Pleased to meet you, hope you guess my name.

No doubt, Putin saw his reflection in Bush's vacuous eyes, for this is a man who, like Bush, views war as the natural state of humankind. Putin, like Bush, has one foot planted permanently in the shadow-world of his nation's intelligence gathering apparatus, legitimate and otherwise. And Putin, like Bush, is intent on restoring his country's "greatness" at any cost.

Such men have no patience with peaceniks, hippies, humanitarians and others who oppose a Cold War mentality.

In short, they're dinosaurs. Now consider the world they inherited--Bush as the son of a president, Putin as former head of the KGB.

Contrary to plentiful news images, every objective study shows the world growing more peaceful, not less, as the post-modern age rolls. Advances in communications, the icon of the Whole Earth as seen from space, cultural and business exchanges that allow nations to see the world new, cultural relativism, the unifying power of threats such as global warming and species decline, meditation and other sacraments that reveal universal truths have all served to unite many of us.

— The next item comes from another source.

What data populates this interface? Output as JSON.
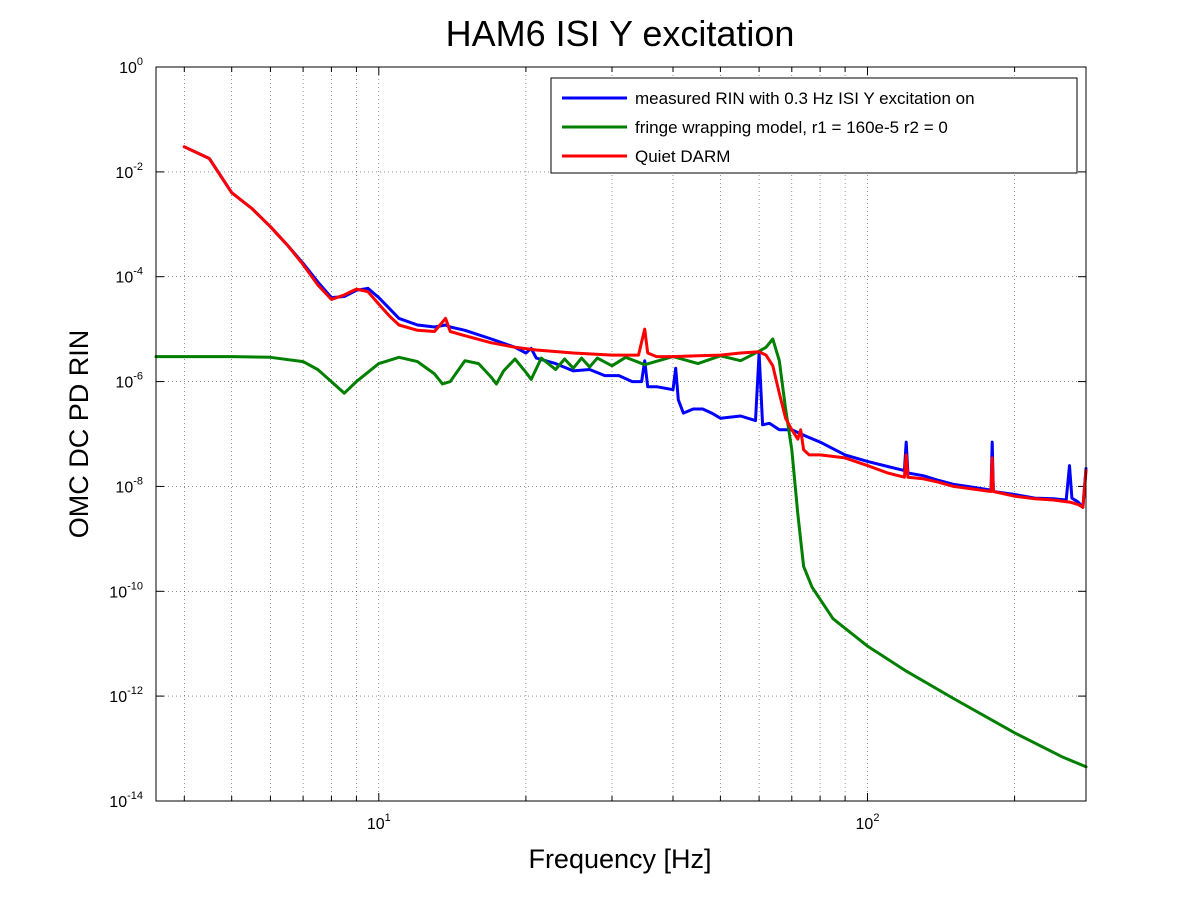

You can chart the reality on a graph that the number of those killed in wars and at the hands of their own governments has declined steadily since the 1940s. That's nearly 70 years of progress toward peace. In the 1960s and 1970s, forces converged to create visions for millions, if not billions, of a world based on understanding, rational initiatives, intelligent marshaling of resources and preservation of the Whole Earth, so fragile, so small, as seen from space.

This is the vision Bush has done his best to wreck the past seven years. His dislike of hippies, peaceniks, Whole Earthers, and forward-looking scientists and their adherents--such as the late Carl Sagan and Al Gore--could scarcely be more obvious.

The tragedy of my generation--the tragedy of our world--is that Bush landed at the controls of the whole damn planet. His belligerence--invading Iraq, putting missiles in Poland, planning new nukes and so forth--made Putin's copycat aggression nearly inevitable.

Still, theirs are archaic, almost quaint crusades. Like Cheney, Rumsfeld and others who seized on war as means to fortune and fame, Bush will soon be a relic of the past, along with his virtual doppleganger and soul mate, Vladimir Putin.

Together they're doomed to spend that pseudo-eternity known as “history” mirrored in each other's eyes. Generations rejected their war-making ways nearly half a century ago, and they're rejecting them again.

Reason and compassion are emergent in the world, as I can show you on a graph. Yes, it resembles a diagrammed waltz, because Bush is leading us backwards. The only question is, will we step forward again fast enough to take the lead from these relics of a dying age whose skeletal hands grasp desperately at history's levers to bring down the house before turning into dust.